O senhor Grenfo fez gesto de partir, mas ainda disse:

— Ah! Amanhã, quando tiver descansado o suficiente, será agradável apresentar-lhe a minha família e a Corte, se você não se incomoda. Ouviram falar muito de você e de seu fantástico dragão, e desejam conhecê-lo o quanto antes.

— Será para mim uma grata honra. E também para o Narbolius; embora não possa falar, compreende nossa linguagem como qualquer criatura inteligente — acrescentou Junco sorrindo.
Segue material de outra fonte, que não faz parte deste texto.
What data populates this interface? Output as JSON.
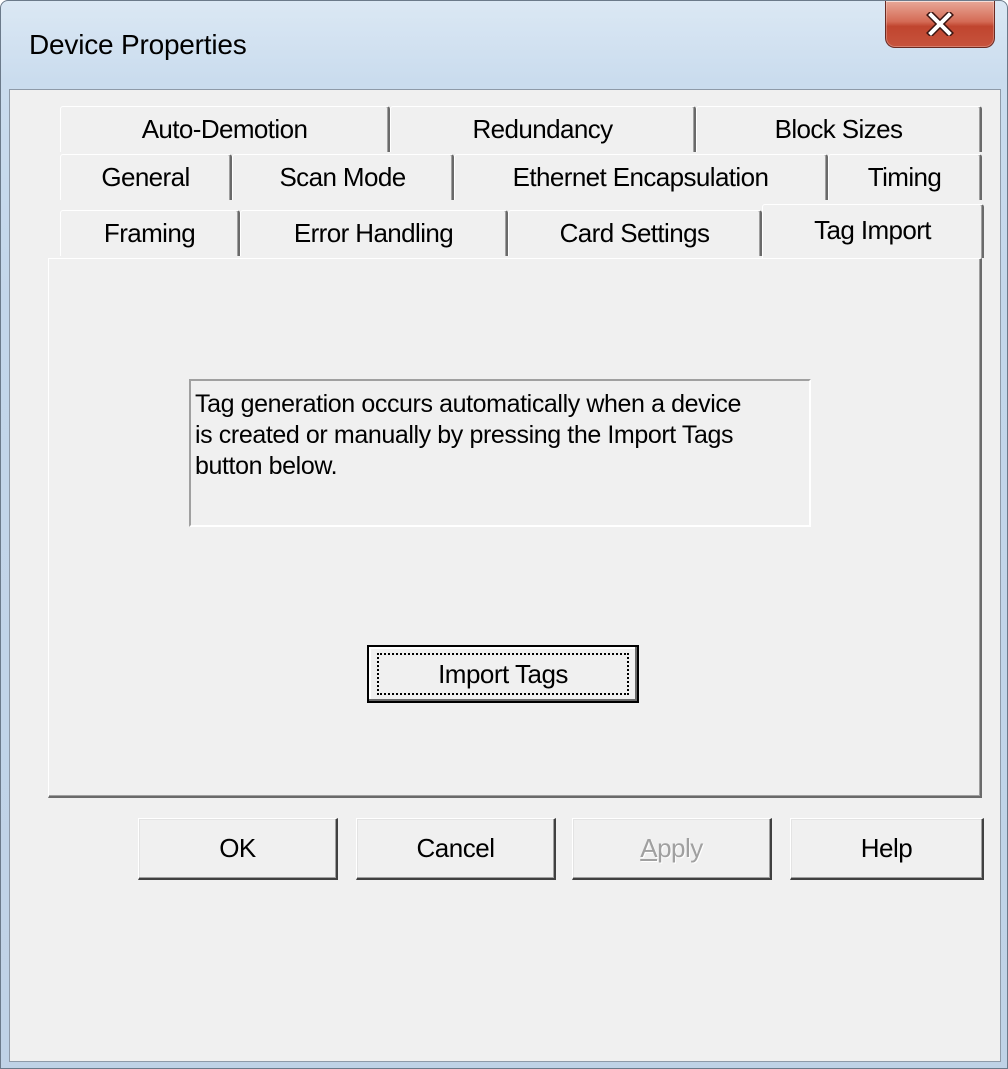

A porta se fechou depois do senhor Grenfo, e um quente silêncio sobrevoou pelo salão.

 

Na penumbra da sala, o manuscrito adquiriu cores mágicas. As letras góticas de seu texto, emolduradas por originais orlas com filigranas geométricas coloridas, pareciam flutuar sobre as páginas do pergaminho. Junco se entreteve na leitura da primeira linha do texto e leu em voz alta:

— No lugar onde se oculta o sol...

E pensou que, certamente, o sol se ocultava cada dia pelo oeste mas, à medida que alguém se aproximava dele, afastava-se de novo, para evitar que soubessem o lugar onde se esconde. Logo releu para si a mesma linha e prosseguiu:

— No lugar onde se oculta o sol desde tempos perdidos nos abismos do cosmos, entre vales encantados e montanhas misteriosas, junto ao rio de águas de prata que rega as pradarias, habitam formosas criaturas com hálito de Fogo, tamanho inacreditável e amplas asas que, pela cor dourada de sua pele e a ferocidade de seu aspecto, diria que são fruto da fantasia dos deuses.

 

Junco fez uma pausa na leitura, elevou o olhar até a janela com vidraças de cristal, e viu como a noite engolia os últimos resquícios do ocaso. As diminutas chamas dos abajures de azeite bailaram, balançadas por uma brisa furtiva e um torpor mais forte que o sonho se apoderou de seus olhos. Na imprecisão da sala, junto à chaminé, pareceu-lhe ver esfumada a pequena figura do velho duende.

— Está aqui, Gorgonan. Não sabe o quanto me alegro de ver você — disse Junco com voz abatida.

— Também eu estou contente de vê-lo, Junco. Sei que aconteceram dias difíceis e trágicos, mas como disse-lhe o sábio do torreão da Roda da Existência: de prazer e dor é a vida dos homens.

— Sei — aceitou Junco — Agora só me preocupa evitar um novo massacre. Mas não consigo averiguar como fazê-lo, antes que o barão Trulso Toleronso arrase este castelo.

— A resposta encontrará nesse manuscrito, não foi em vão que chegou a suas mãos — disse Gorgonán em um leve sussurro, e desapareceu de novo.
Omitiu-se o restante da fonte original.